Today, Terrell said he respects his ancestors by serving as Mississippi Division Commander of the Sons of Confederate Veterans.
“We don’t necessarily celebrate the war,” Terrell explained of his organization. “We realize that was a bad time. It was a pivotal time in our history, but we honor and celebrate the men that fought for the cause which they believed at that time was right.”
As a result of the discriminatory incidents that occurred on campus over the last few years, Chancellor Dan Jones released an action plan in August for cultivating a more inclusive environment at the university. The six-fold strategy included changing the name of the one-block street known as Confederate Drive to Chapel Lane.
“The chancellor is trying to make the university an extremely diverse and welcoming place,” Terrell said. “He appears to be isolating groups like ours though – Mississippians that care about their Southern heritage. Why don’t we get to figure into this diversity?

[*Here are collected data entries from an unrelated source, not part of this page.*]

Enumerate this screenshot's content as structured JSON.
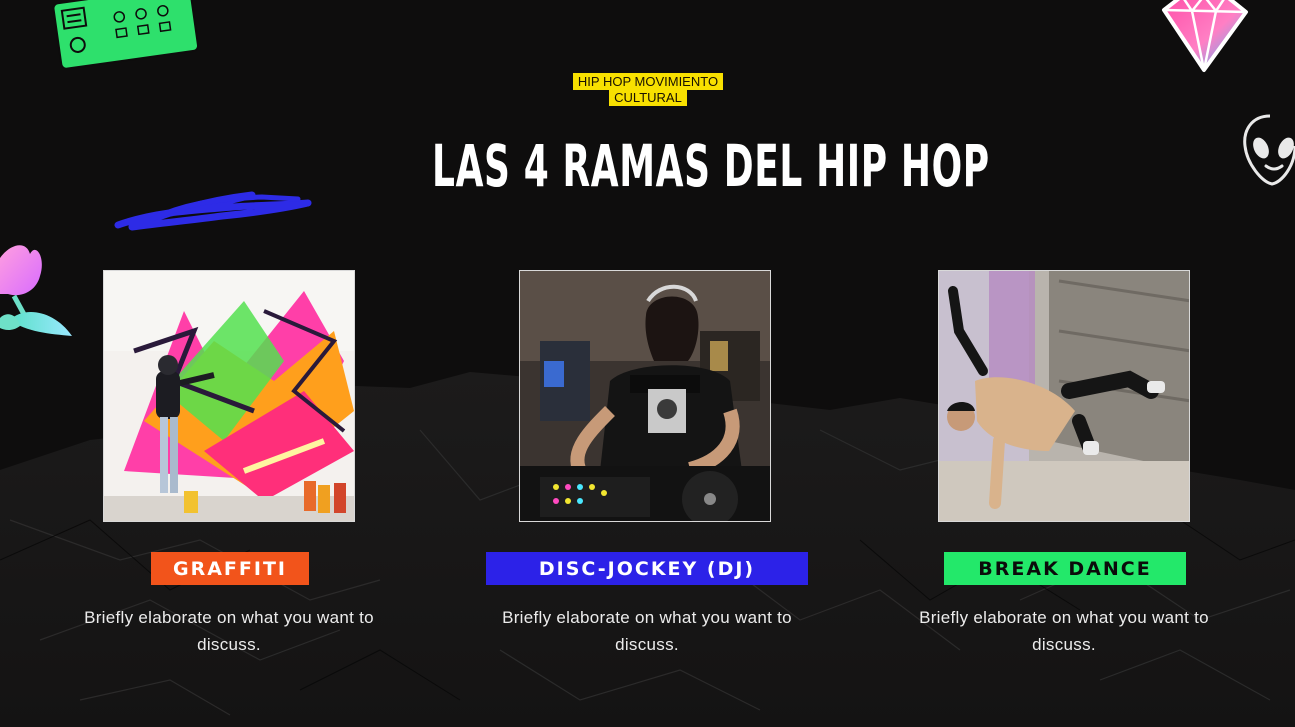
{
  "eyebrow": "HIP HOP MOVIMIENTO CULTURAL",
  "title": "LAS 4 RAMAS DEL HIP HOP",
  "cards": [
    {
      "label": "GRAFFITI",
      "description": "Briefly elaborate on what you want to discuss.",
      "label_bg": "#f2541b",
      "label_color": "#ffffff"
    },
    {
      "label": "DISC-JOCKEY (DJ)",
      "description": "Briefly elaborate on what you want to discuss.",
      "label_bg": "#2c22e8",
      "label_color": "#ffffff"
    },
    {
      "label": "BREAK DANCE",
      "description": "Briefly elaborate on what you want to discuss.",
      "label_bg": "#23e86a",
      "label_color": "#0b0b0b"
    }
  ],
  "stickers": [
    "cassette-sticker",
    "diamond-sticker",
    "alien-sticker",
    "tulip-sticker",
    "blue-scribble"
  ],
  "colors": {
    "background": "#0e0d0d",
    "eyebrow_bg": "#f8e000",
    "text": "#ffffff"
  }
}
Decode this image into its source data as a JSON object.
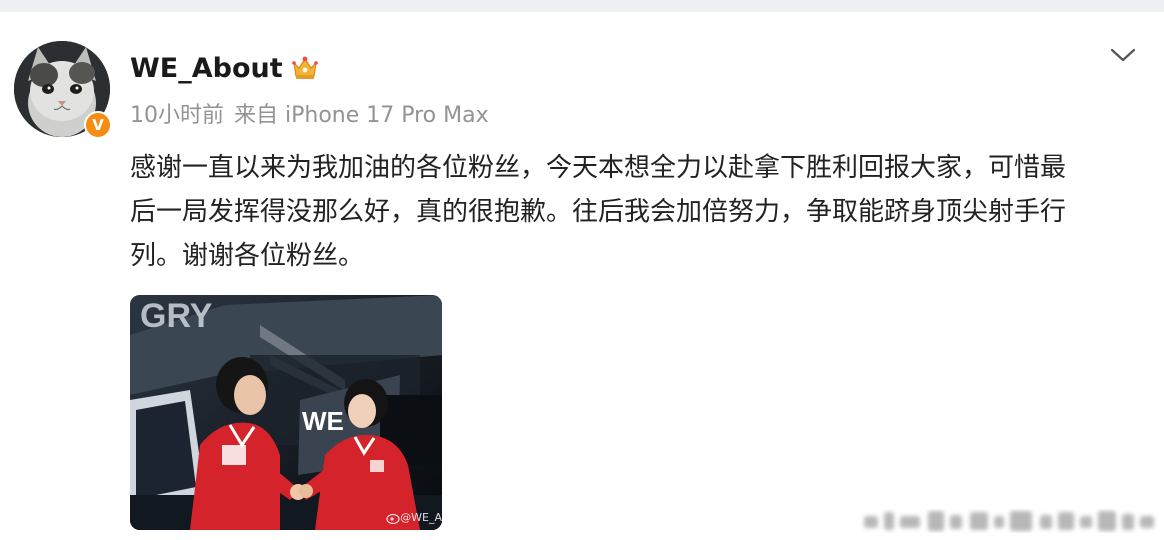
{
  "post": {
    "author": {
      "name": "WE_About",
      "verified_badge": "V",
      "avatar_icon": "cat-avatar",
      "member_icon": "crown-icon"
    },
    "meta": {
      "time": "10小时前",
      "source": "来自 iPhone 17 Pro Max"
    },
    "menu_icon": "chevron-down-icon",
    "text_lines": [
      "感谢一直以来为我加油的各位粉丝，今天本想全力以赴拿下胜利回报大家，可惜最",
      "后一局发挥得没那么好，真的很抱歉。往后我会加倍努力，争取能跻身顶尖射手行",
      "列。谢谢各位粉丝。"
    ],
    "image": {
      "watermark": "@WE_A"
    }
  },
  "colors": {
    "background": "#ffffff",
    "top_strip": "#eff0f4",
    "meta_text": "#939393",
    "verified_orange": "#f78c14",
    "jersey_red": "#d5232b"
  }
}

“If you’re going to be diverse, is it just diversity for minorities? I mean diversity encompasses everybody.”
Both Terrell and Sturgeon believe renaming Confederate Drive is in direct violation of a state statute that says no monuments or memorials from the Civil War erected on public property, shall be relocated, removed, disturbed, altered or renamed.
Sturgeon said due to the lack case references in the annotated code, he believes the statute has not yet been tried in court of law.
“Now it doesn’t say off in there that Confederate Drive can’t be changed,” Sturgeon explained. “However, it does say that streets and roads of that nature that are (historically named) can’t be changed.
“I’m sure there’s always a ‘can’ wherever there’s a ‘can’t,’ because there’s some circumstances in which it probably could be changed, but the Supreme Court has never heard a case on that particular law yet.”
UM attorney Lee Tyner said the university was served the petition for injunction last Friday.
“We’re confident that we have the ability to change that street name, and we’re also committed to not violating any laws,” Tyner said in a telephone interview. “We’re comfortable that if the judge reviews what we’ve done, that it’s fully within what we can do legally.”
Terrell said he is aware of the negative connotation surrounding the word “confederacy” today. He explained his organization does not condone or support actions of the white supremacist group the Ku Klux Klan, and over the last year, he has removed some Sons of Confederate Veterans members for Klan affiliation.
“You need to put your mindset back in the 1860s when you’re talking about what our organization represents,” he said. “If we were racists, would we have black members in our organization? If we were racist, would we have Jewish members? Would we have Hispanic members? We’re not some white, Aryan group.
“We are a heritage organization. Our only goal is to honor our ancestors, and make sure that people know the true history of the South.”
The name of Confederate Drive has officially been changed to Chapel Lane since Sturgeon’s filing of the petition 12 days ago. He said a hearing for the injunction has been noticed for Oct. 27.
“If they want to go all the way, then I’ll go all the way for the rest of my life,” Sturgeon said. “I don’t mind doing that until the day I die. We’ll just go on and on until we get something that will assure us that the monument to the Confederate soldiers is left right where it is, that the cemetery is not disturbed and the road leading to the cemetery is not disturbed or renamed or defaced or desecrated.
“It is a lawsuit. It is litigation. It is a petition for something, and we are going to get to the bottom of it.”